How Can Food Ordering Services Prevent Future Data Breaches?

Preventing future data breaches is critical for the integrity and security of food ordering services. Implementing robust security measures and best practices helps protect customer data from unauthorised access and potential exploitation.

What Security Measures Can Food Ordering Services Implement To Protect Customer Data?

Food ordering services can implement encryption protocols, secure data storage, and access controls to safeguard customer data from unauthorised access. Regular security audits and assessments also help identify and address potential vulnerabilities in the system.

How Crucial Is the Use of Multi-Factor Authentication in Food Ordering Services?

Multi-factor authentication plays a crucial role in enhancing security for food ordering services by requiring additional verification steps beyond passwords. This additional layer of security helps prevent unauthorised access, reducing the risk of data breaches and unauthorised account access.
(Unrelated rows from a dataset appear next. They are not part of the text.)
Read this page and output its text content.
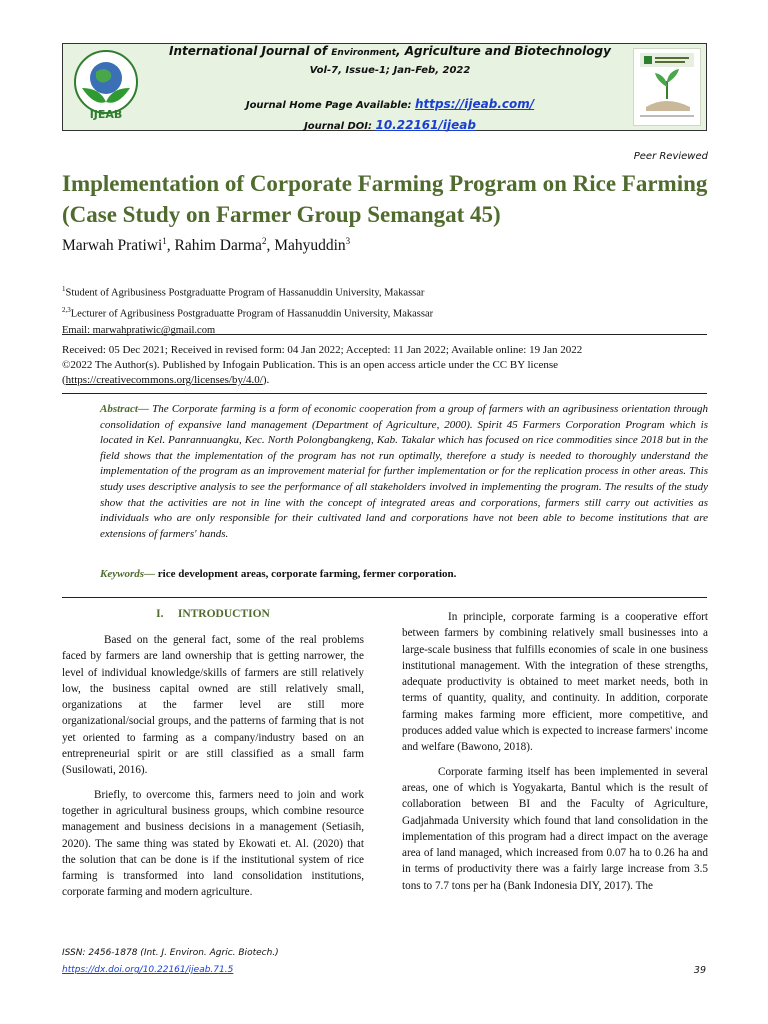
IJEAB
International Journal of Environment, Agriculture and Biotechnology
Vol-7, Issue-1; Jan-Feb, 2022
Journal Home Page Available: https://ijeab.com/
Journal DOI: 10.22161/ijeab
Peer Reviewed
Implementation of Corporate Farming Program on Rice Farming (Case Study on Farmer Group Semangat 45)
Marwah Pratiwi$^1$, Rahim Darma$^2$, Mahyuddin$^3$
$^1$Student of Agribusiness Postgraduatte Program of Hassanuddin University, Makassar
$^{2,3}$Lecturer of Agribusiness Postgraduatte Program of Hassanuddin University, Makassar
Email: marwahpratiwic@gmail.com
Received: 05 Dec 2021; Received in revised form: 04 Jan 2022; Accepted: 11 Jan 2022; Available online: 19 Jan 2022
©2022 The Author(s). Published by Infogain Publication. This is an open access article under the CC BY license
(https://creativecommons.org/licenses/by/4.0/).
Abstract— The Corporate farming is a form of economic cooperation from a group of farmers with an agribusiness orientation through consolidation of expansive land management (Department of Agriculture, 2000). Spirit 45 Farmers Corporation Program which is located in Kel. Panrannuangku, Kec. North Polongbangkeng, Kab. Takalar which has focused on rice commodities since 2018 but in the field shows that the implementation of the program has not run optimally, therefore a study is needed to thoroughly understand the implementation of the program as an improvement material for further implementation or for the replication process in other areas. This study uses descriptive analysis to see the performance of all stakeholders involved in implementing the program. The results of the study show that the activities are not in line with the concept of integrated areas and corporations, farmers still carry out activities as individuals who are only responsible for their cultivated land and corporations have not been able to become institutions that are extensions of farmers' hands.
Keywords— rice development areas, corporate farming, fermer corporation.
I.     INTRODUCTION

Based on the general fact, some of the real problems faced by farmers are land ownership that is getting narrower, the level of individual knowledge/skills of farmers are still relatively low, the business capital owned are still relatively small, organizations at the farmer level are still more organizational/social groups, and the patterns of farming that is not yet oriented to farming as a company/industry based on an entrepreneurial spirit or are still classified as a small farm (Susilowati, 2016).

Briefly, to overcome this, farmers need to join and work together in agricultural business groups, which combine resource management and business decisions in a management (Setiasih, 2020). The same thing was stated by Ekowati et. Al. (2020) that the solution that can be done is if the institutional system of rice farming is transformed into land consolidation institutions, corporate farming and modern agriculture.

In principle, corporate farming is a cooperative effort between farmers by combining relatively small businesses into a large-scale business that fulfills economies of scale in one business institutional management. With the integration of these strengths, adequate productivity is obtained to meet market needs, both in terms of quantity, quality, and continuity. In addition, corporate farming makes farming more efficient, more competitive, and produces added value which is expected to increase farmers' income and welfare (Bawono, 2018).

Corporate farming itself has been implemented in several areas, one of which is Yogyakarta, Bantul which is the result of collaboration between BI and the Faculty of Agriculture, Gadjahmada University which found that land consolidation in the implementation of this program had a direct impact on the average area of land managed, which increased from 0.07 ha to 0.26 ha and in terms of productivity there was a fairly large increase from 3.5 tons to 7.7 tons per ha (Bank Indonesia DIY, 2017). The

ISSN: 2456-1878 (Int. J. Environ. Agric. Biotech.)
https://dx.doi.org/10.22161/ijeab.71.5	39
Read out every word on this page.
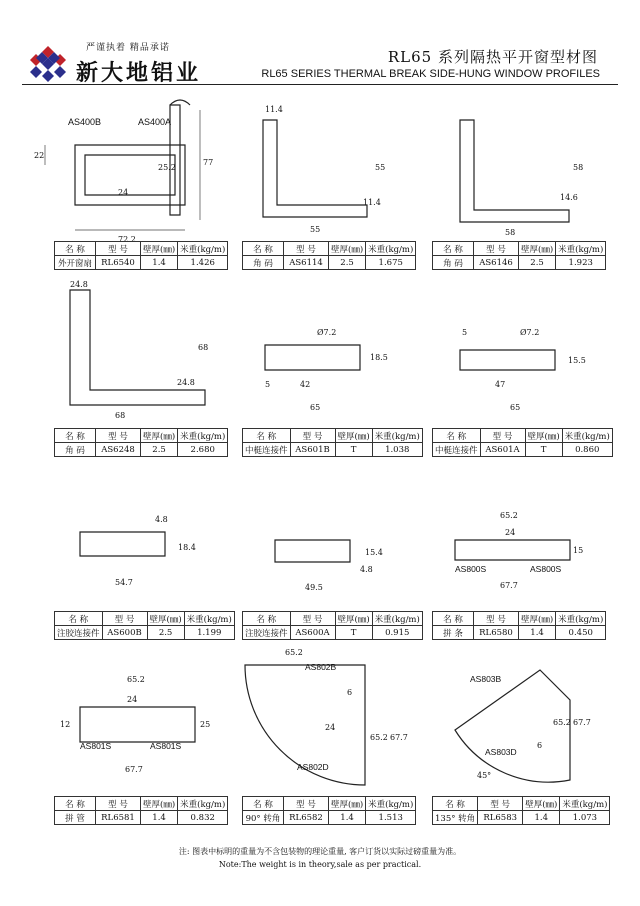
严谨执着 精品承诺
新大地铝业
RL65 系列隔热平开窗型材图
RL65 SERIES THERMAL BREAK SIDE-HUNG WINDOW PROFILES
AS400B	AS400A
22
24
25.2
77
72.2
11.4
55
11.4
55
58
14.6
58
24.8
68
24.8
68
Ø7.2
18.5
5	42
65
5	Ø7.2
15.5
47
65
4.8
18.4
54.7
15.4
4.8
49.5
65.2
24
15
67.7
AS800S	AS800S
65.2
24
12	25
67.7
AS801S	AS801S
65.2
6
24
65.2 67.7
AS802B
AS802D
67.7
65.2
6
45°
AS803B
AS803D
名 称	型 号	壁厚(㎜)	米重(kg/m)
外开窗扇	RL6540	1.4	1.426
名 称	型 号	壁厚(㎜)	米重(kg/m)
角 码	AS6114	2.5	1.675
名 称	型 号	壁厚(㎜)	米重(kg/m)
角 码	AS6146	2.5	1.923
名 称	型 号	壁厚(㎜)	米重(kg/m)
角 码	AS6248	2.5	2.680
名 称	型 号	壁厚(㎜)	米重(kg/m)
中梃连接件	AS601B	T	1.038
名 称	型 号	壁厚(㎜)	米重(kg/m)
中梃连接件	AS601A	T	0.860
名 称	型 号	壁厚(㎜)	米重(kg/m)
注胶连接件	AS600B	2.5	1.199
名 称	型 号	壁厚(㎜)	米重(kg/m)
注胶连接件	AS600A	T	0.915
名 称	型 号	壁厚(㎜)	米重(kg/m)
拼 条	RL6580	1.4	0.450
名 称	型 号	壁厚(㎜)	米重(kg/m)
拼 管	RL6581	1.4	0.832
名 称	型 号	壁厚(㎜)	米重(kg/m)
90° 转角	RL6582	1.4	1.513
名 称	型 号	壁厚(㎜)	米重(kg/m)
135° 转角	RL6583	1.4	1.073
注: 图表中标明的重量为不含包装物的理论重量, 客户订货以实际过磅重量为准。
Note:The weight is in theory,sale as per practical.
Strategies for Data Breach Prevention: Keeping Your Information Safe
Strategies for Data Breach Prevention: Keeping Your Information Safe

What Role Do Developers and Coding Practices Play in Securing Food Ordering Services?

Developers and coding practices have a significant impact on the security of food ordering services. Adhering to secure coding practices, conducting regular code reviews, and implementing secure coding standards help minimise vulnerabilities and reduce the risk of exploitation by malicious actors.

What Are the Consumer Rights Regarding Data Breach Notification?

Consumers have certain rights and expectations regarding data breach notifications from companies that handle their personal information. Clear and timely communication about data breaches is essential for consumers to take appropriate measures to protect their privacy and mitigate potential risks.

What Recourse Do Consumers Have if Companies Fail To Properly Notify Them of a Data Breach?

If companies fail to provide timely and accurate breach notifications, consumers have the right to pursue legal recourse, file complaints with relevant regulatory authorities, and seek compensation for any damages or losses resulting from the inadequate handling of the data breach.

Remember, if you’re concerned about your data being compromised in the EatStreet breach, it’s best to be proactive and take steps to protect yourself, such as monitoring your credit reports and changing passwords for any potentially affected accounts.